A ragged procession of joggers, cyclists and skaters moved past the restaurant patio. I read free tabloids till the afternoon was over. Suddenly there was the encirclement of mist. The temperature dropped sharply. I paid the tab and walked into the cloud, which seemed to drip lightly, a bedewed spider’s web. I followed the trail back. I was a man on his way to claim his prize. The sensation of being able to look through walls, to see their little lives. I padded lightly down their streets, the shadow of an unstoppable predator sliding across the house fronts.

The little car was parked in front of her house, one wheel up on the curb. Two steps at a time I ascended to her castle in the air and barged into her world with a bang.

‘Jesus, Ludwig!’

Candles, incense.

‘I’ve been running all day,’ I said. ‘All I can do is run. I don’t know what it is.’

She was sitting cross-legged on the bed, wearing a white undershirt with wide armholes.

She said, ‘I spent ninety minutes in traffic and sang real loud along with Lenny Kravitz. So don’t I deserve a kiss?’

Yes, that and more. We rolled around on the bed like young cats, at the center of that little galaxy. At the head of the bed a votive candle was burning in front of a photo I hadn’t noticed before. Disentangling myself, I leaned on the mattress in order to get a better look. Two hands cupped to form a shallow bowl, in them something unformed, a slimy wad, black, tarlike. I exhaled loudly and said, ‘What is that for a mess?’

I recognized my mistake right away, saw how she answered my disgust with even more disgust. She rolled away from under me and was standing beside the bed in the same motion. Moving to the little window, she stood there, her arms crossed, ponderous, silent. This was what I had been afraid of, the wrong word, the evil charm that signaled the start of the destruction. I gasped for air, for words. I had to undo something, but didn’t know what I’d done.

‘Sarah, what’s wrong?’

‘Don’t say anything.’

Disaster was flying in on huge wings, the message it croaked was the inconstancy of all happiness. One wrong move and you find yourself irrevocably out of love. I stammered apologies and climbed off the bed. Across the twilight-blue room the severity fell from her slowly, like dry husks. The picture behind the candle, I saw now, was like a domestic altar. On the shelf there was incense, a silver rattle, something that looked a pile of herbs.

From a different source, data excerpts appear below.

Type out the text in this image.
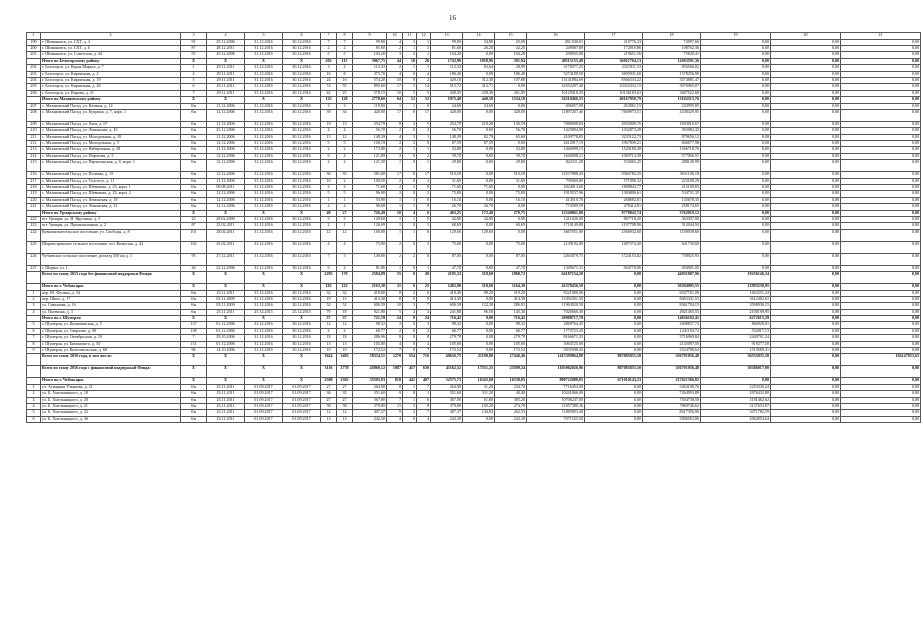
16
1	2	3	4	5	6	7	8	9	10	11	12	13	14	15	16	17	18	19	20	21
199	г. Шимановск, ул. СХТ, д. 4	91	29.12.2006	31.12.2016	30.12.2016	7	7	99,80	4	3	1	99,80	34,80	25,00	282 840,01	210776,33	72097,66	0,00	0,00	0,00
200	г. Шимановск, ул. СХТ, д. 6	87	28.12.2011	31.12.2016	30.12.2016	2	2	81,60	2	1	1	81,60	26,20	42,20	249087,80	172010,86	108762,36	0,00	0,00	0,00
201	г. Шимановск, ул. Советская, д. 44	55	29.12.2006	31.12.2016	30.12.2016	5	5	104,20	3	2	1	104,20	0,00	104,20	290835,00	219651,56	75828,41	0,00	0,00	0,00
	Итого по Белогорскому району	Х	Х	Х	Х	202	115	3067,75	44	18	26	1742,90	1058,96	591,94	49115155,49	36021764,13	12693591,36	0,00	0,00	0,00
202	г. Белогорск, ул. Карла Маркса, д. 7	1	29.11.2011	31.12.2016	30.12.2016	3	2	112,33	2	1	1	112,33	83,64	28,89	3178377,25	2321811,33	856566,02	0,00	0,00	0,00
203	г. Белогорск, ул. Кирпичная, д. 2	4	29.11.2011	31.12.2016	30.12.2016	16	8	375,70	4	0	4	186,40	0,00	186,40	5274188,50	3695931,60	1578256,90	0,00	0,00	0,00
204	г. Белогорск, ул. Кирпичная, д. 19	5	29.11.2011	31.12.2016	30.12.2016	24	16	574,20	10	8	2	420,10	312,30	107,80	13141884,69	8566333,22	3574881,47	0,00	0,00	0,00
205	г. Белогорск, ул. Кирпичная, д. 26	6	29.11.2011	31.12.2016	30.12.2016	74	55	895,60	17	3	14	515,72	312,71	0,00	14552297,40	10343332,15	3076965,07	0,00	0,00	0,00
206	г. Белогорск, ул. Кирова, д. 21	7	29.11.2011	31.12.2016	30.12.2016	42	25	578,15	10	5	5	449,35	238,30	261,05	10125010,25	10136183,63	3467522,60	0,00	0,00	0,00
	Итого по Мазановскому району	Х	Х	Х	Х	135	128	2770,60	64	12	52	1975,40	440,50	1534,10	54310466,55	40167950,79	13162515,76	0,00	0,00	0,00
207	с. Мазановский Пасад, ул. Казачья, д. 14	б/н	11.12.2006	31.12.2016	30.12.2016	3	3	110,00	1	1	0	24,60	24,60	0,00	696057,00	452061,15	243995,85	0,00	0,00	0,00
208	с. Мазановский Пасад, ул. Куприна, д. 7, корп. 1	б/н	12.12.2006	31.12.2016	30.12.2016	39	34	420,00	17	0	17	428,00	0,00	428,00	11897207,46	7668973,51	4338329,95	0,00	0,00	0,00
209	с. Мазановский Пасад, ул. Лапа, д. 67	б/н	11.12.2006	31.12.2016	30.12.2016	19	15	254,79	8	3	5	254,79	218,20	136,59	7080698,83	4935809,76	1693916,67	0,00	0,00	0,00
210	с. Мазановский Пасад, ул. Ленинская, д. 45	б/н	25.12.2006	31.12.2016	30.12.2016	4	4	56,70	2	0	2	56,70	0,00	56,70	1425894,90	1032873,49	392982,42	0,00	0,00	0,00
211	с. Мазановский Пасад, ул. Молодежная, д. 18	б/н	11.12.2006	31.12.2016	30.12.2016	13	12	148,39	4	3	1	148,39	82,79	65,60	4109778,85	3235122,73	879656,12	0,00	0,00	0,00
212	с. Мазановский Пасад, ул. Молодежная, д. 5	б/н	12.12.2006	31.12.2016	30.12.2016	5	5	100,19	2	2	0	87,59	87,59	0,00	2612917,19	1967839,21	846077,98	0,00	0,00	0,00
213	с. Мазановский Пасад, ул. Набережная, д. 28	б/н	11.12.2006	31.12.2016	30.12.2016	2	2	173,80	2	1	1	52,80	0,00	52,80	1466999,15	1520180,38	1566718,76	0,00	0,00	0,00
214	с. Мазановский Пасад, ул. Пирогова, д. 5	б/н	12.12.2006	31.12.2016	30.12.2016	6	4	121,89	3	0	2	59,70	0,00	59,70	1646008,21	1069714,39	577066,91	0,00	0,00	0,00
215	с. Мазановский Пасад, ул. Партизанская, д. 8, корп. 1	б/н	12.12.2006	31.12.2016	30.12.2016	2	2	121,50	1	0	1	29,80	0,00	29,80	822311,28	533065,25	288149,99	0,00	0,00	0,00
216	с. Мазановский Пасад, ул. Полевая, д. 15	б/н	12.12.2006	31.12.2016	30.12.2016	36	35	581,60	17	0	17	510,59	0,00	510,59	12537888,43	9366782,25	3631106,18	0,00	0,00	0,00
217	с. Мазановский Пасад, ул. Толстого, д. 11	б/н	11.12.2006	31.12.2016	30.12.2016	10	2	108,50	2	0	2	31,60	0,00	31,60	795060,80	571996,32	223168,29	0,00	0,00	0,00
218	с. Мазановский Пасад, ул. Шевченко, д. 23, корп. 1	б/н	09.08.2011	31.12.2016	30.12.2016	2	2	71,60	2	2	0	71,60	71,60	0,00	2024013,60	1808843,77	215169,83	0,00	0,00	0,00
219	с. Мазановский Пасад, ул. Шевченко, д. 23, корп. 2	б/н	12.12.2006	31.12.2016	30.12.2016	5	5	96,90	2	0	2	75,80	0,00	75,80	1919537,96	1384806,61	534731,35	0,00	0,00	0,00
220	с. Мазановский Пасад, ул. Ленинская, д. 18	б/н	12.12.2006	31.12.2016	30.12.2016	1	1	53,90	1	1	0	16,10	0,00	16,10	414510,76	268682,81	145678,35	0,00	0,00	0,00
221	с. Мазановский Пасад, ул. Ленинская, д. 21	б/н	12.12.2006	31.12.2016	30.12.2016	2	2	96,68	1	1	0	26,70	26,70	0,00	774589,59	478414,81	258174,65	0,00	0,00	0,00
	Итого по Урмарскому району	Х	Х	Х	Х	49	27	726,49	10	4	6	463,25	172,40	270,75	12540061,86	8778042,74	3762019,12	0,00	0,00	0,00
222	пгт Урмары, ул. И. Ярусника, д. 5	23	28.02.2009	31.12.2016	30.12.2016	3	3	129,60	1	1	0	42,80	42,80	0,00	1211026,00	867718,20	363307,80	0,00	0,00	0,00
223	пгт Урмары, ул. Промышленная, д. 2	87	23.02.2011	31.12.2016	30.12.2016	2	1	126,69	1	0	1	60,69	0,00	60,69	1710149,80	1197708,86	512044,94	0,00	0,00	0,00
224	Кувшинскоесельское поселение, ул. Свободы, д. 8	101	28.02.2011	31.12.2016	30.12.2016	12	12	169,00	1	1	0	129,60	129,60	0,00	3667051,00	2566932,60	1100039,60	0,00	0,00	0,00
225	Шоркистринское сельское поселение, пгт. Кшаугаш, д. 42	102	25.02.2011	31.12.2016	30.12.2016	4	4	75,00	2	0	2	75,60	0,00	75,60	2139102,00	1497374,40	641730,60	0,00	0,00	0,00
226	Чубаевское сельское поселение, разъезд 550 км д. 1	95	27.12.2011	31.12.2016	30.12.2016	7	5	149,80	2	2	0	87,05	0,00	87,05	2463079,75	1724153,82	738925,93	0,00	0,00	0,00
227	г. Шорки, ул. 1	26	22.12.2006	31.12.2016	30.12.2016	6	2	81,86	1	0	1	47,70	0,00	47,70	1349671,31	944770,06	404901,05	0,00	0,00	0,00
	Всего по этапу 2015 года без финансовой поддержки Фонда:	Х	Х	Х	Х	2293	179	2584,89	55	6	49	2195,32	318,60	1860,72	64187154,20	0,00	44931007,96	19256146,24	0,00	0,00
	Итого по г. Чебоксары	Х	Х	Х	Х	182	122	2163,30	31	6	25	1482,90	318,60	1164,30	41279436,50	0,00	30294905,55	12983530,95	0,00	0,00
1	пер. Ю. Фучика, д. 34	б/н	23.11.2011	31.12.2016	30.12.2016	32	32	418,00	8	2	6	418,40	99,20	319,20	8221000,06	0,00	6547761,00	1663251,24	0,00	0,00
2	пер. Школ, д. 17	б/н	03.11.2009	31.12.2016	30.12.2016	19	13	414,30	8	0	8	414,30	0,00	414,30	11092451,50	0,00	8463341,51	3612482,61	0,00	0,00
3	ул. Симонова, д. 16	б/н	03.11.2009	31.12.2016	30.12.2016	52	52	606,59	10	3	7	606,59	122,30	286,81	11963020,50	0,00	8361794,15	3598936,15	0,00	0,00
4	ул. Пасекина, д. 3	б/н	23.11.2011	25.12.2015	25.12.2015	79	18	921,80	5	2	3	241,80	96,50	145,30	7020666,30	0,00	4921465,55	2100199,95	0,00	0,00
	Итого по г. Шумерля	Х	Х	Х	Х	57	57	721,59	24	0	24	716,42	0,00	716,42	20908717,70	0,00	14636102,41	6272615,29	0,00	0,00
5	г. Шумерля, ул. Кумашинская, д. 5	137	01.12.2006	31.12.2016	30.12.2016	12	12	98,32	3	0	3	98,32	0,00	98,32	2869764,45	0,00	2008837,74	860928,81	0,00	0,00
6	г. Шумерля, ул. Сверлова, д. 90	138	01.12.2006	31.12.2016	30.12.2016	4	4	60,77	2	0	2	60,77	0,00	60,77	1773723,45	0,00	1241104,72	532017,13	0,00	0,00
7	г. Шумерля, ул. Октябрьская, д. 19	7	29.10.2006	31.12.2016	30.12.2016	18	18	286,96	8	0	8	279,79	0,00	279,79	8166671,35	0,00	5716969,84	2449701,24	0,00	0,00
8	г. Шумерля, ул. Бичинского, д. 50	151	01.12.2006	31.12.2016	30.12.2016	13	13	105,00	4	0	4	105,00	0,00	105,00	3064725,00	0,00	2145097,50	919277,50	0,00	0,00
9	г. Шумерля, ул. Комсомольская, д. 68	96	14.10.2006	31.12.2016	30.12.2016	10	10	172,52	7	0	7	172,52	0,00	172,52	5035598,45	0,00	3524708,64	1510589,41	0,00	0,00
	Всего по этапу 2016 года, в том числе:	Х	Х	Х	Х	3624	3493	58334,51	1270	554	716	49636,75	21190,88	27446,46	1415399864,88	807085855,50	356791056,48	56535035,50	0,00	194147853,65
	Всего по этапу 2016 года с финансовой поддержкой Фонда:	Х	Х	Х	Х	3116	2778	45860,12	1087	457	630	41162,52	17551,25	23509,24	1105062026,96	807085855,50	356791056,48	30386017,00	0,00	0,00
	Итого по г. Чебоксары	Х	Х	Х	Х	2508	2302	35503,93	818	441	407	32575,73	16345,68	16330,05	890722080,05	671010143,23	217621366,82	0,00	0,00	0,00
1	ул. Асмарина Ульянова, д. 21	б/н	23.11.2011	01.09.2017	01.09.2017	27	27	264,90	8	1	7	264,90	31,20	234,70	7716454,00	0,00	5463108,76	2253345,24	0,00	0,00
2	ул. Б. Хмельницкого, д. 18	б/н	23.11.2011	01.09.2017	01.09.2017	36	35	351,60	9	8	1	351,60	311,20	40,40	10241066,00	0,00	7264993,89	2976432,80	0,00	0,00
3	ул. Б. Хмельницкого, д. 20	б/н	23.11.2011	01.09.2017	01.09.2017	27	27	367,00	7	1	6	367,00	61,80	305,20	10706247,00	0,00	7504738,58	3181462,62	0,00	0,00
4	ул. Б. Хмельницкого, д. 21	б/н	23.11.2011	01.09.2017	01.09.2017	58	58	379,00	11	3	8	379,00	105,20	274,70	11057380,36	0,00	7869746,62	3137633,87	0,00	0,00
5	ул. Б. Хмельницкого, д. 22	б/н	23.11.2011	01.09.2017	01.09.2017	12	12	407,37	9	2	7	407,37	144,84	262,53	11885893,40	0,00	8417356,96	3471782,59	0,00	0,00
6	ул. Б. Хмельницкого, д. 36	б/н	23.11.2011	01.09.2017	01.09.2017	13	13	242,30	4	0	4	242,30	0,00	242,30	7071525,50	0,00	5006563,86	2064954,64	0,00	0,00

‘That,’ she said at last in a voice that didn’t seem like hers, ‘is Dylan.’

She took a deep breath. Her shoulders sagged.

‘Dylan was born four months prematurely.’

The ground opened up beneath me.

‘Afterwards, Denzel left me.’

‘His swimming trunks,’ I mumbled. ‘I’m so sorry. I didn’t know.’

The gratitude when she glanced at me again. The life that may have been coming back.

‘Denzel,’ I said, ‘was he black?’

‘Afro-American, yeah.’

I knew nothing about the world, a rank beginner. She was a lifetime ahead of me.

Days later, when she had closed the door behind her early in the morning and left me there alone, I blushed again when I thought back on that moment. I turned onto my side and looked at the black fetus in his cloak of blood and slime.

‘Hi, Dylan,’ I said.

I didn’t know whose hands were holding him. White hands, maybe hers. After a while she had started going out with men again, some of them became lovers, with none of them had it become anything more than that.

At night she said, ‘You have soft skin. Like a girl’s.’

‘So do you.’

A man and a woman laugh quietly in the dark. The words:
We were together. I have forgotten about the rest
. She took my hand and pushed it between her legs. The coarse hair, the slipperiness of her cunt.

‘Another one,’ she groaned, and twisted her body until four fingers were in her.

They moved slowly inside her, I barely had to do a thing. She breathed loudly through her nose and made little noises, the air burst from her lungs when she came. I had never been so hard, and slid right into her – I could smell my fingers beside her face, the slight sourness, the hint of iron.